Manufacturing output contracted by 0.5 per cent in August, according to Federal Reserve data released yesterday – the sector’s biggest output decline since January 2014. Industrial production, which includes mining and utilities as well as manufacturing, fell by 0.4 per cent.
“These data are undeniably very soft, because manufacturing has been hit by a one-two punch from the plunge in oil firms’ investment and, more recently, the surging dollar,” said economist Ian Shepherdson from Pantheon Macroeconomics.
The strong dollar has made US goods and services less attractive in foreign markets. But he added:
“These two factors are boosting the services sector, which is about seven times bigger than manufacturing.”
The weakness in August’s production was compounded by a weak survey of manufacturers in New York State this month. The Empire State index edged up to a score of minus 14.7 from August’s minus 14.9, suggesting factories in the region are still seeing business contract after a shock drop in the survey to below zero last month.

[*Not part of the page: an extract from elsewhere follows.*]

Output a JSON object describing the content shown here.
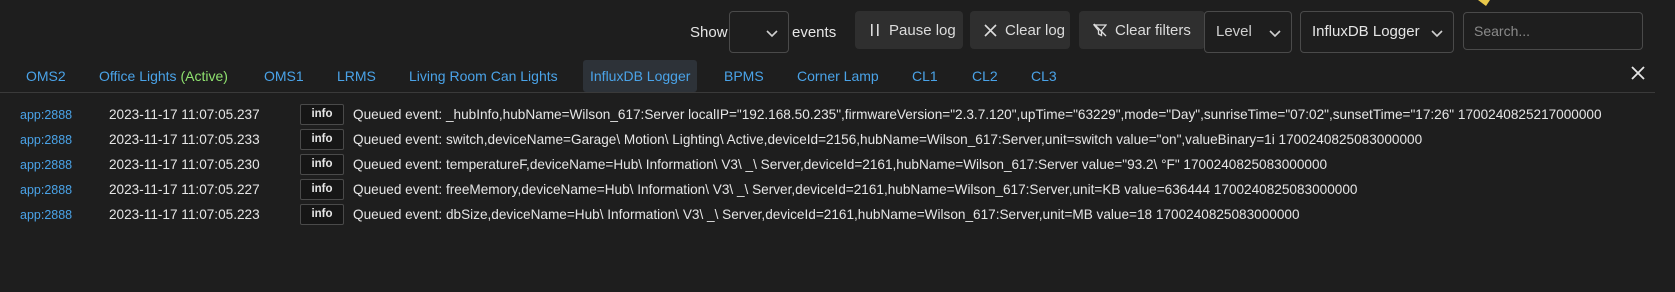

The strong dollar and cheap oil have also weighed on retail sales. Sales grew 0.2 per cent last month compared with July, but growth has been subdued this year compared with last year.
However, spending is not low because consumers are buying fewer goods and services, but because the prices of goods and services have fallen. Deutsche Bank economists said the US central bank should hike rates.
“US inflation is being held down only temporarily by the strong dollar and the downshift in commodity prices,” they said yesterday.
They also played down any threat from slower growth in developing countries, after their fragility was underscored by a mammoth sell-off in China that fuelled global stock market volatility.
“While some emerging market economies may be vulnerable, global growth prospects, in our view, have not weakened enough to significantly affect US economic prospects.”